Avant d'investir dans l'immobilier locatif, il y a un chiffre clé à connaître : la rentabilité locative. C'est elle qui vous dira si un bien est un bon investissement ou un piège financier. Voici comment la calculer correctement, sans se laisser aveugler par les annonces immobilières.
Rendement brut vs rendement net
Il existe trois niveaux de rentabilité, et il est crucial de ne pas les confondre :
- Rendement brut : le calcul le plus simple.
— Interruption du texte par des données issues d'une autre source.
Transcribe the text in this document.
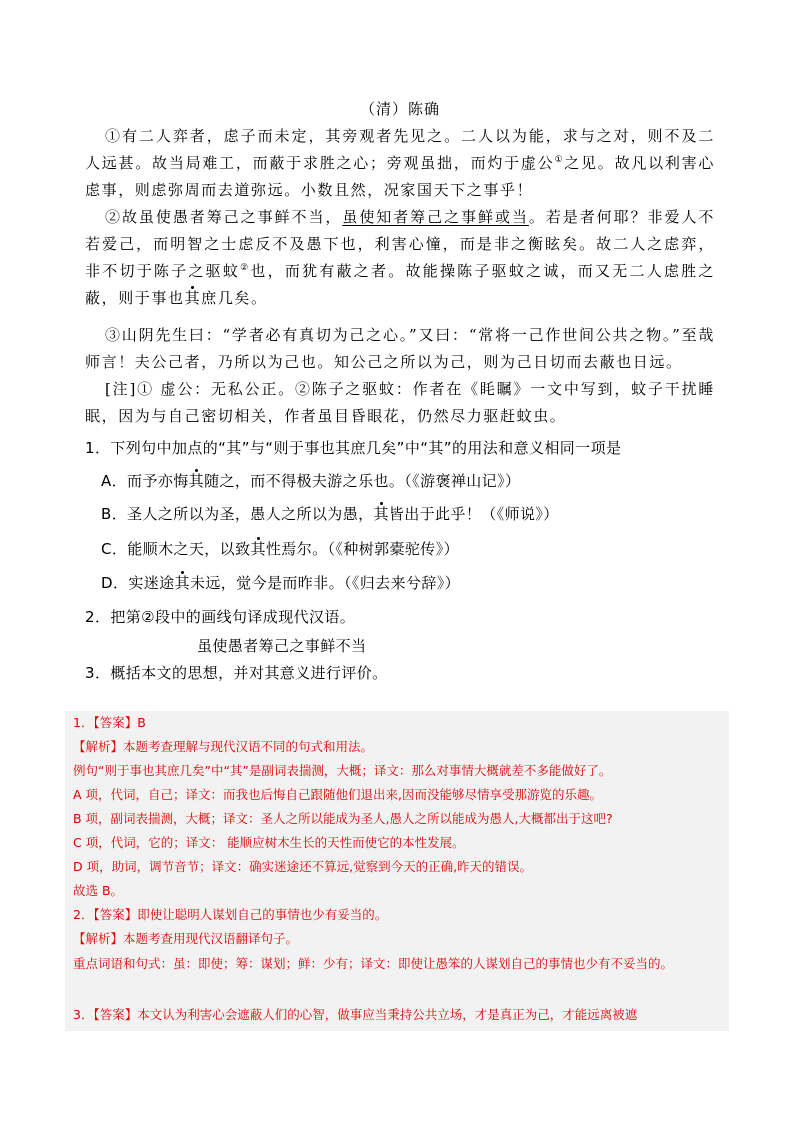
（清）陈确

①有二人弈者，虑子而未定，其旁观者先见之。二人以为能，求与之对，则不及二人远甚。故当局难工，而蔽于求胜之心；旁观虽拙，而灼于虚公①之见。故凡以利害心虑事，则虑弥周而去道弥远。小数且然，况家国天下之事乎！

②故虽使愚者筹己之事鲜不当，虽使知者筹己之事鲜或当。若是者何耶？非爱人不若爱己，而明智之士虑反不及愚下也，利害心憧，而是非之衡眩矣。故二人之虑弈，非不切于陈子之驱蚊②也，而犹有蔽之者。故能操陈子驱蚊之诚，而又无二人虑胜之蔽，则于事也其庶几矣。

③山阴先生曰：“学者必有真切为己之心。”又曰：“常将一己作世间公共之物。”至哉师言！夫公己者，乃所以为己也。知公己之所以为己，则为己日切而去蔽也日远。

[注]① 虚公：无私公正。②陈子之驱蚊：作者在《眊瞩》一文中写到，蚊子干扰睡眠，因为与自己密切相关，作者虽目昏眼花，仍然尽力驱赶蚊虫。

1．下列句中加点的“其”与“则于事也其庶几矣”中“其”的用法和意义相同一项是
A．而予亦悔其随之，而不得极夫游之乐也。（《游褒禅山记》）
B．圣人之所以为圣，愚人之所以为愚，其皆出于此乎！（《师说》）
C．能顺木之天，以致其性焉尔。（《种树郭橐驼传》）
D．实迷途其未远，觉今是而昨非。（《归去来兮辞》）
2．把第②段中的画线句译成现代汉语。
虽使愚者筹己之事鲜不当
3．概括本文的思想，并对其意义进行评价。
1．【答案】B
【解析】本题考查理解与现代汉语不同的句式和用法。
例句“则于事也其庶几矣”中“其”是副词表揣测，大概；译文：那么对事情大概就差不多能做好了。
A 项，代词，自己；译文：而我也后悔自己跟随他们退出来,因而没能够尽情享受那游览的乐趣。
B 项，副词表揣测，大概；译文：圣人之所以能成为圣人,愚人之所以能成为愚人,大概都出于这吧?
C 项，代词，它的；译文： 能顺应树木生长的天性而使它的本性发展。
D 项，助词，调节音节；译文：确实迷途还不算远,觉察到今天的正确,昨天的错误。
故选 B。
2．【答案】即使让聪明人谋划自己的事情也少有妥当的。
【解析】本题考查用现代汉语翻译句子。
重点词语和句式：虽：即使；筹：谋划；鲜：少有；译文：即使让愚笨的人谋划自己的事情也少有不妥当的。
3．【答案】本文认为利害心会遮蔽人们的心智，做事应当秉持公共立场，才是真正为己，才能远离被遮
Il ne tient compte que du loyer annuel et du prix d'achat. C'est le chiffre affiché par les agents immobiliers.
- Rendement net de charges : on déduit les charges non récupérables, la taxe foncière, l'assurance PNO, les frais de gestion et la vacance locative.
- Rendement net-net (après impôts) : on soustrait en plus l'imposition sur les revenus fonciers. C'est la rentabilité réelle.
Calcul pas à pas
Rendement brut :
(Loyer annuel ÷ Prix d'achat total) × 100
Le prix d'achat total inclut le prix du bien + les frais de notaire + les éventuels travaux.
Rendement brut = (850 × 12) ÷ 200 000 × 100 = 5,1 %.
Rendement net :
((Loyer annuel − Charges annuelles) ÷ Prix total) × 100
Les charges à ne pas oublier
Pour passer du brut au net, il faut déduire toutes les charges qui pèsent sur le propriétaire :
- Taxe foncière : variable selon la commune (de 500 € à 3 000 €+ par an).
- Charges de copropriété non récupérables : en moyenne 20 à 30 % des charges totales.
- Assurance propriétaire non-occupant (PNO) : environ 100 à 250 €/an.
- Frais de gestion locative : 6 à 8 % des loyers si vous passez par une agence.
- Vacance locative : prévoyez 1 mois de vacance par an (soit ~8 % de perte).
- Provisions travaux : les copropriétés votent régulièrement des travaux (ravalement, toiture, etc.).
- Assurance loyers impayés (GLI) : environ 2,5 à 3,5 % des loyers.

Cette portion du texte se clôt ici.